The quantity and quality of water available to Vietnam is thus directly controlled by the growing number of hydropower projects managed by China and other countries upstream on the Red and Mekong Rivers, Nguyen said.
Vietnam is the last stop for water flowing into the country from China, Myanmar, Laos, and Thailand, Le Anh Tuan—a climate change and water resource expert at Vietnam’s Can Tho University—told RFA’s Vietnamese Service.
“The amount of rain falling into the Mekong River in Vietnam is very small compared to the total amount of river water flowing down from countries upstream,” Le said, adding, “This means that Vietnam depends almost completely on water resources from other countries.”
The Mekong River Commission — a regional group made up of Cambodia, Laos, Thailand, and Vietnam — has meanwhile issued several warnings about the impact on downstream countries of China’s dams upstream, said Dang Hung Vo, former Deputy Minister of Natural Resources and the Environment.
“But China seems not to pay any attention,” Dang said.

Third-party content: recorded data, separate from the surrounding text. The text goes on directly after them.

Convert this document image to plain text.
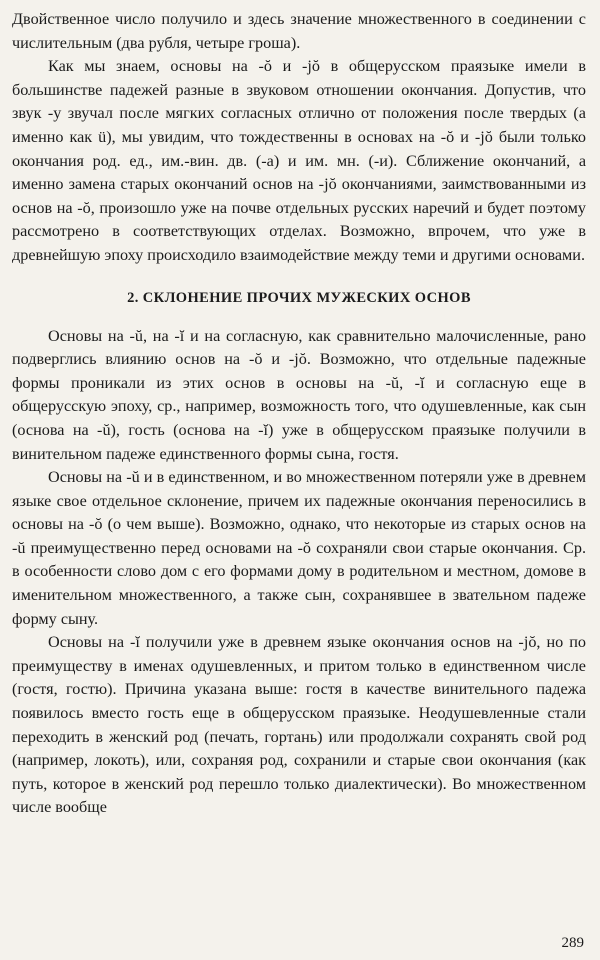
Двойственное число получило и здесь значение множественного в соединении с числительным (два рубля, четыре гроша).

Как мы знаем, основы на -ŏ и -jŏ в общерусском праязыке имели в большинстве падежей разные в звуковом отношении окончания. Допустив, что звук -у звучал после мягких согласных отлично от положения после твердых (а именно как ü), мы увидим, что тождественны в основах на -ŏ и -jŏ были только окончания род. ед., им.-вин. дв. (-а) и им. мн. (-и). Сближение окончаний, а именно замена старых окончаний основ на -jŏ окончаниями, заимствованными из основ на -ŏ, произошло уже на почве отдельных русских наречий и будет поэтому рассмотрено в соответствующих отделах. Возможно, впрочем, что уже в древнейшую эпоху происходило взаимодействие между теми и другими основами.

2. СКЛОНЕНИЕ ПРОЧИХ МУЖЕСКИХ ОСНОВ

Основы на -ŭ, на -ĭ и на согласную, как сравнительно малочисленные, рано подверглись влиянию основ на -ŏ и -jŏ. Возможно, что отдельные падежные формы проникали из этих основ в основы на -ŭ, -ĭ и согласную еще в общерусскую эпоху, ср., например, возможность того, что одушевленные, как сын (основа на -ŭ), гость (основа на -ĭ) уже в общерусском праязыке получили в винительном падеже единственного формы сына, гостя.

Основы на -ŭ и в единственном, и во множественном потеряли уже в древнем языке свое отдельное склонение, причем их падежные окончания переносились в основы на -ŏ (о чем выше). Возможно, однако, что некоторые из старых основ на -ŭ преимущественно перед основами на -ŏ сохраняли свои старые окончания. Ср. в особенности слово дом с его формами дому в родительном и местном, домове в именительном множественного, а также сын, сохранявшее в звательном падеже форму сыну.

Основы на -ĭ получили уже в древнем языке окончания основ на -jŏ, но по преимуществу в именах одушевленных, и притом только в единственном числе (гостя, гостю). Причина указана выше: гостя в качестве винительного падежа появилось вместо гость еще в общерусском праязыке. Неодушевленные стали переходить в женский род (печать, гортань) или продолжали сохранять свой род (например, локоть), или, сохраняя род, сохранили и старые свои окончания (как путь, которое в женский род перешло только диалектически). Во множественном числе вообще

289
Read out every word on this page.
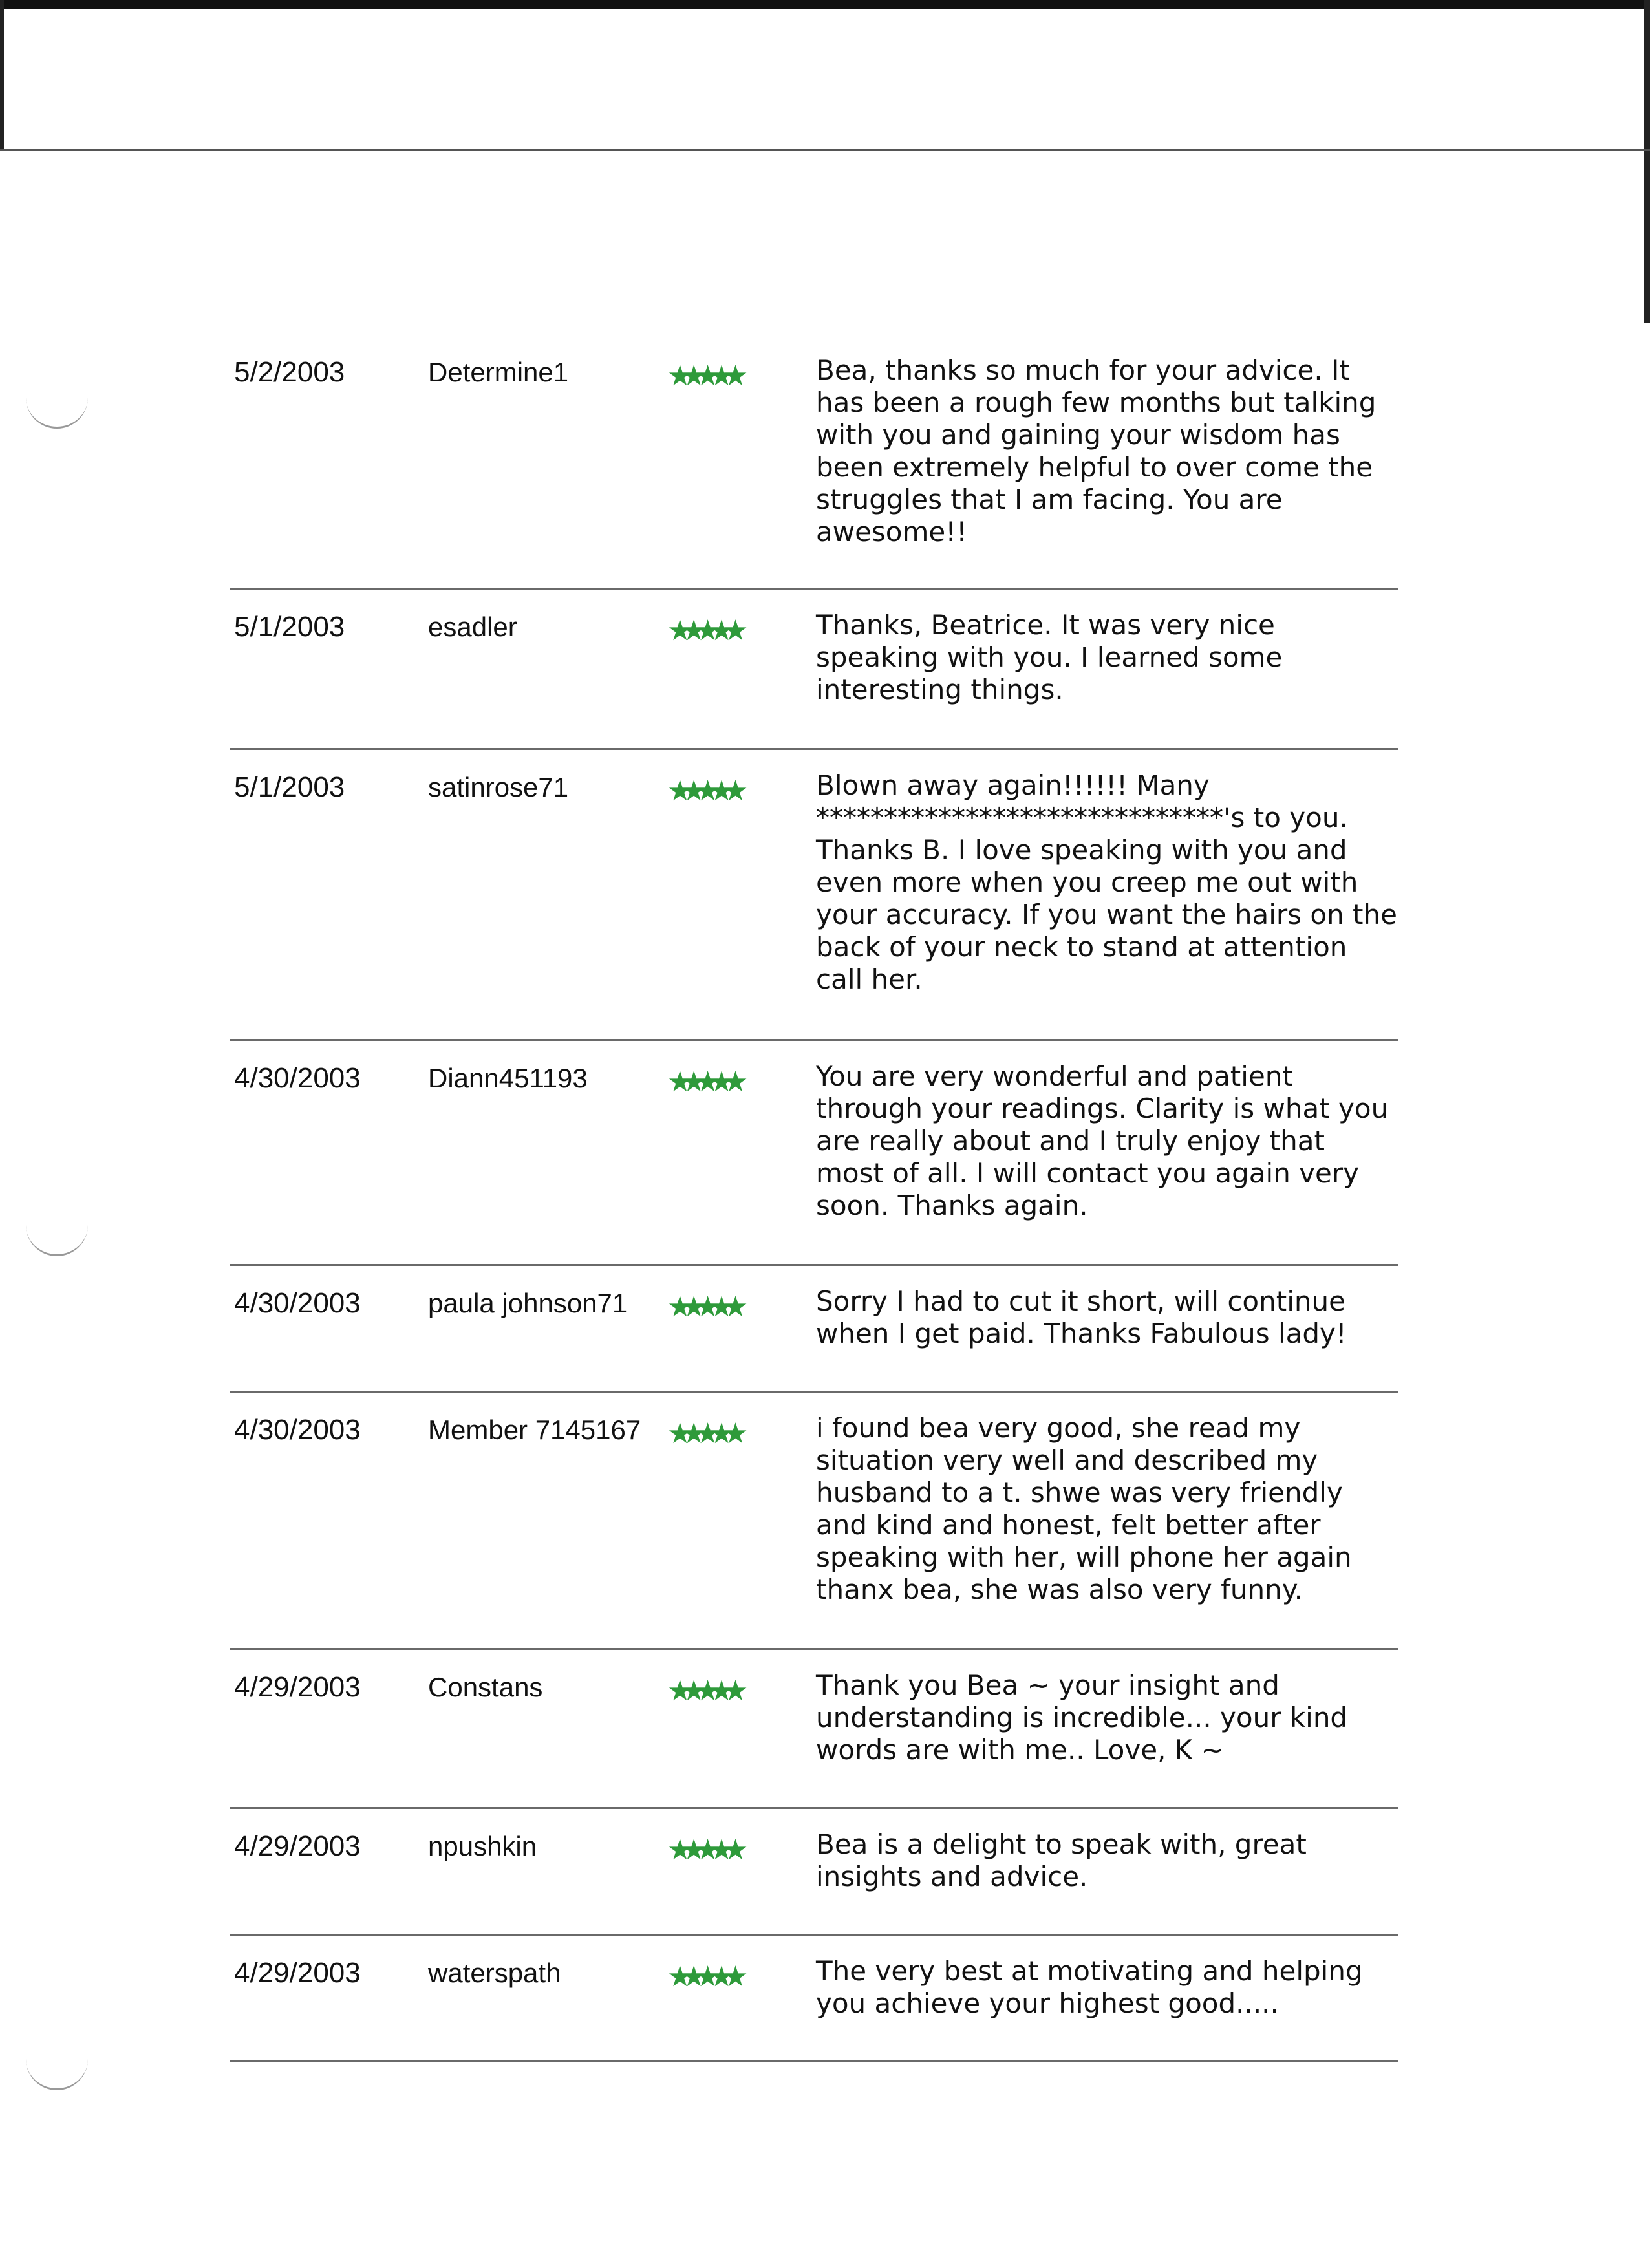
5/2/2003	Determine1	★ ★ ★ ★ ★	Bea, thanks so much for your advice. It has been a rough few months but talking with you and gaining your wisdom has been extremely helpful to over come the struggles that I am facing. You are awesome!!
5/1/2003	esadler	★ ★ ★ ★ ★	Thanks, Beatrice. It was very nice speaking with you. I learned some interesting things.
5/1/2003	satinrose71	★ ★ ★ ★ ★	Blown away again!!!!!! Many ******************************'s to you. Thanks B. I love speaking with you and even more when you creep me out with your accuracy. If you want the hairs on the back of your neck to stand at attention call her.
4/30/2003	Diann451193	★ ★ ★ ★ ★	You are very wonderful and patient through your readings. Clarity is what you are really about and I truly enjoy that most of all. I will contact you again very soon. Thanks again.
4/30/2003	paula johnson71	★ ★ ★ ★ ★	Sorry I had to cut it short, will continue when I get paid. Thanks Fabulous lady!
4/30/2003	Member 7145167 ★ ★ ★ ★ ★	i found bea very good, she read my situation very well and described my husband to a t. shwe was very friendly and kind and honest, felt better after speaking with her, will phone her again thanx bea, she was also very funny.
4/29/2003	Constans	★ ★ ★ ★ ★	Thank you Bea ~ your insight and understanding is incredible... your kind words are with me.. Love, K ~
4/29/2003	npushkin	★ ★ ★ ★ ★	Bea is a delight to speak with, great insights and advice.
4/29/2003	waterspath	★ ★ ★ ★ ★	The very best at motivating and helping you achieve your highest good.....
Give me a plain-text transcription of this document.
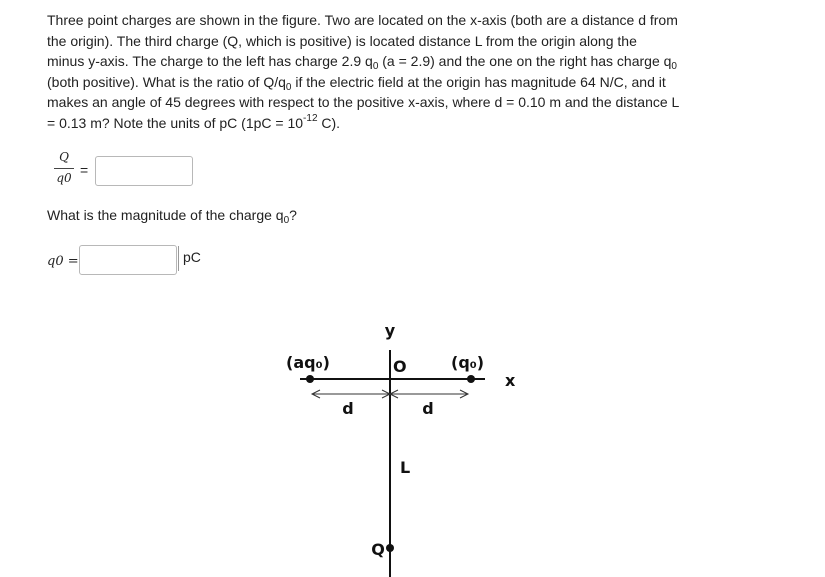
Three point charges are shown in the figure. Two are located on the x-axis (both are a distance d from
the origin). The third charge (Q, which is positive) is located distance L from the origin along the
minus y-axis. The charge to the left has charge 2.9 $q_0$ (a = 2.9) and the one on the right has charge $q_0$
(both positive). What is the ratio of $Q/q_0$ if the electric field at the origin has magnitude 64 N/C, and it
makes an angle of 45 degrees with respect to the positive x-axis, where d = 0.10 m and the distance L
= 0.13 m? Note the units of pC ($1pC = 10^{-12}$ C).
Q
q0 =
What is the magnitude of the charge $q_0$?
q0 =	pC
y
x
O
(aq₀)	(q₀)
d	d
L
Q
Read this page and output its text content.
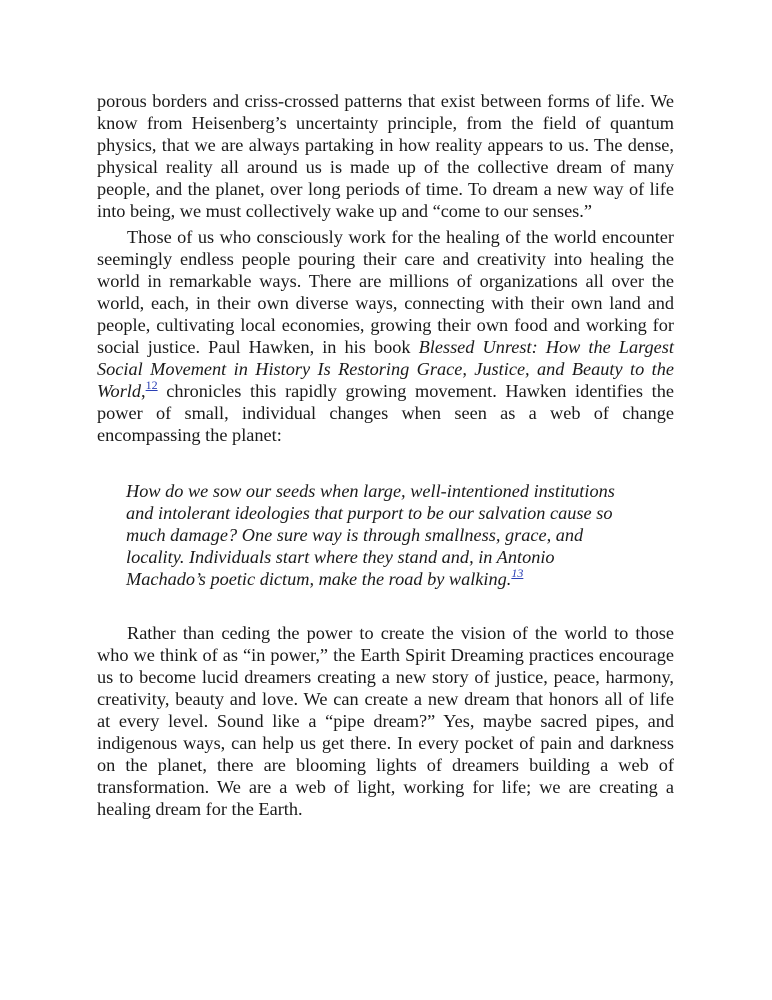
porous borders and criss-crossed patterns that exist between forms of life. We know from Heisenberg’s uncertainty principle, from the field of quantum physics, that we are always partaking in how reality appears to us. The dense, physical reality all around us is made up of the collective dream of many people, and the planet, over long periods of time. To dream a new way of life into being, we must collectively wake up and “come to our senses.”

Those of us who consciously work for the healing of the world encounter seemingly endless people pouring their care and creativity into healing the world in remarkable ways. There are millions of organizations all over the world, each, in their own diverse ways, connecting with their own land and people, cultivating local economies, growing their own food and working for social justice. Paul Hawken, in his book Blessed Unrest: How the Largest Social Movement in History Is Restoring Grace, Justice, and Beauty to the World,$^{12}$ chronicles this rapidly growing movement. Hawken identifies the power of small, individual changes when seen as a web of change encompassing the planet:

How do we sow our seeds when large, well-intentioned institutions
and intolerant ideologies that purport to be our salvation cause so
much damage? One sure way is through smallness, grace, and
locality. Individuals start where they stand and, in Antonio
Machado’s poetic dictum, make the road by walking.$^{13}$

Rather than ceding the power to create the vision of the world to those who we think of as “in power,” the Earth Spirit Dreaming practices encourage us to become lucid dreamers creating a new story of justice, peace, harmony, creativity, beauty and love. We can create a new dream that honors all of life at every level. Sound like a “pipe dream?” Yes, maybe sacred pipes, and indigenous ways, can help us get there. In every pocket of pain and darkness on the planet, there are blooming lights of dreamers building a web of transformation. We are a web of light, working for life; we are creating a healing dream for the Earth.
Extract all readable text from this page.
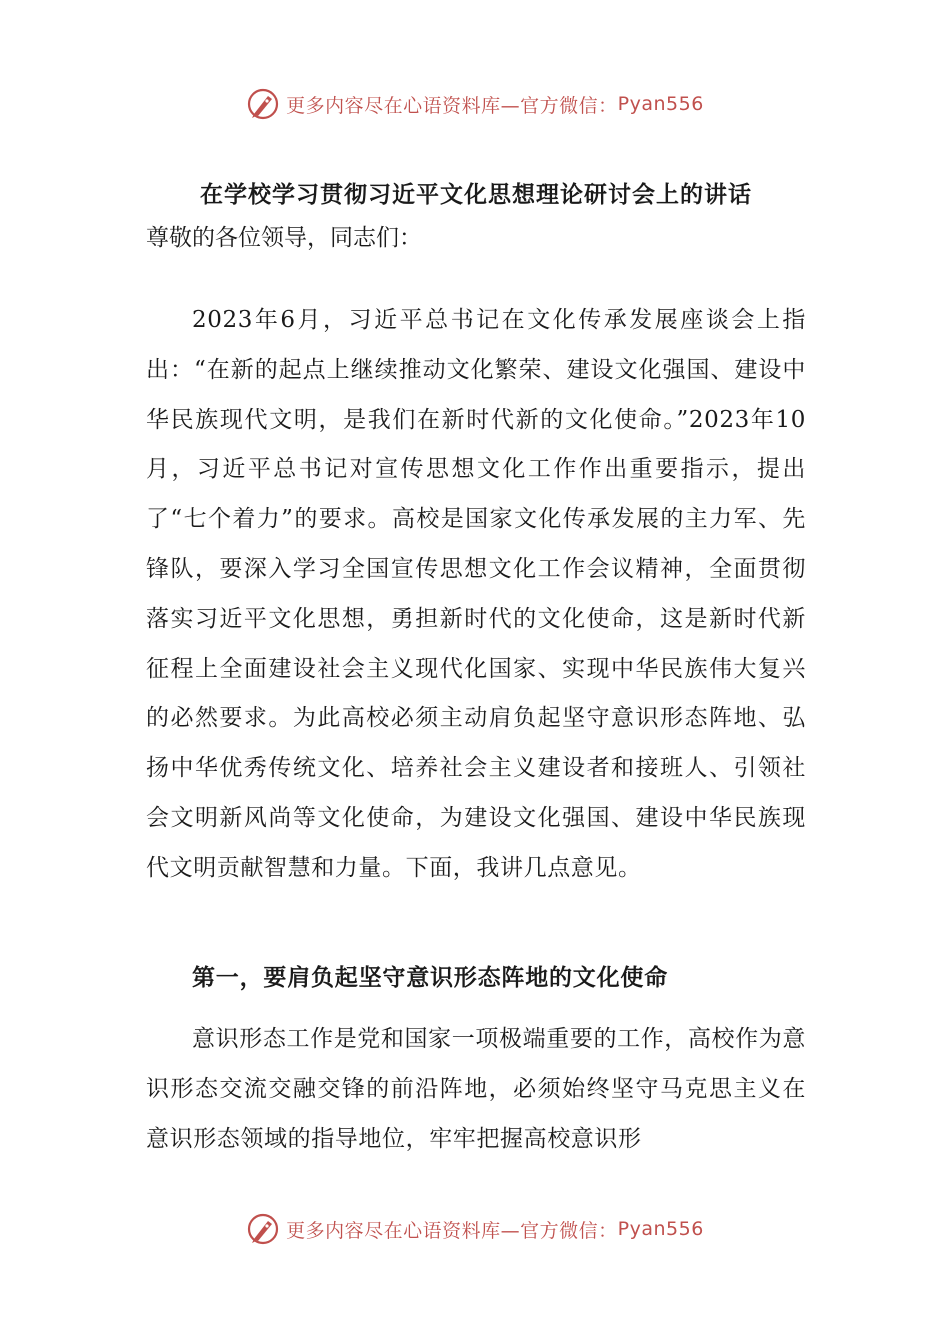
更多内容尽在心语资料库—官方微信： Pyan556
在学校学习贯彻习近平文化思想理论研讨会上的讲话
尊敬的各位领导，同志们：

2023年6月，习近平总书记在文化传承发展座谈会上指出：“在新的起点上继续推动文化繁荣、建设文化强国、建设中华民族现代文明，是我们在新时代新的文化使命。”2023年10月，习近平总书记对宣传思想文化工作作出重要指示，提出了“七个着力”的要求。高校是国家文化传承发展的主力军、先锋队，要深入学习全国宣传思想文化工作会议精神，全面贯彻落实习近平文化思想，勇担新时代的文化使命，这是新时代新征程上全面建设社会主义现代化国家、实现中华民族伟大复兴的必然要求。为此高校必须主动肩负起坚守意识形态阵地、弘扬中华优秀传统文化、培养社会主义建设者和接班人、引领社会文明新风尚等文化使命，为建设文化强国、建设中华民族现代文明贡献智慧和力量。下面，我讲几点意见。

第一，要肩负起坚守意识形态阵地的文化使命

意识形态工作是党和国家一项极端重要的工作，高校作为意识形态交流交融交锋的前沿阵地，必须始终坚守马克思主义在意识形态领域的指导地位，牢牢把握高校意识形

更多内容尽在心语资料库—官方微信： Pyan556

“The countries along the lower Mekong have come together to require that China share information about its hydropower projects, but China has not responded so far to these requests,” he said.
‘Prepare for the worst’
Ho Phi Long, Director of the Water Management and Climate Change Center at the National University in Ho Chi Minh City, told RFA on Aug. 17 that countries on the lower Mekong must “prepare for the worst,” so that they are not made hostage later to political pressures from outside.
There is no lack of water coming into Vietnam, but the yearly distribution is not consistent, said Le Anh Tuan.
“For example, when we don’t need more water, the volume of water flowing into the country is too great,” he said.
“But when we need more water for our daily needs or for use in cultivation, the amount of water flowing into Vietnam is much less than expected, and this causes an increase of salt-water intrusion in the Mekong Delta region.”
Because Vietnam is still a developing country, Ho Phi Long added, the country has not experienced the full impact of water shortages yet. “But as we develop, and as we start to face real shortages, the country’s economy will have more trouble.”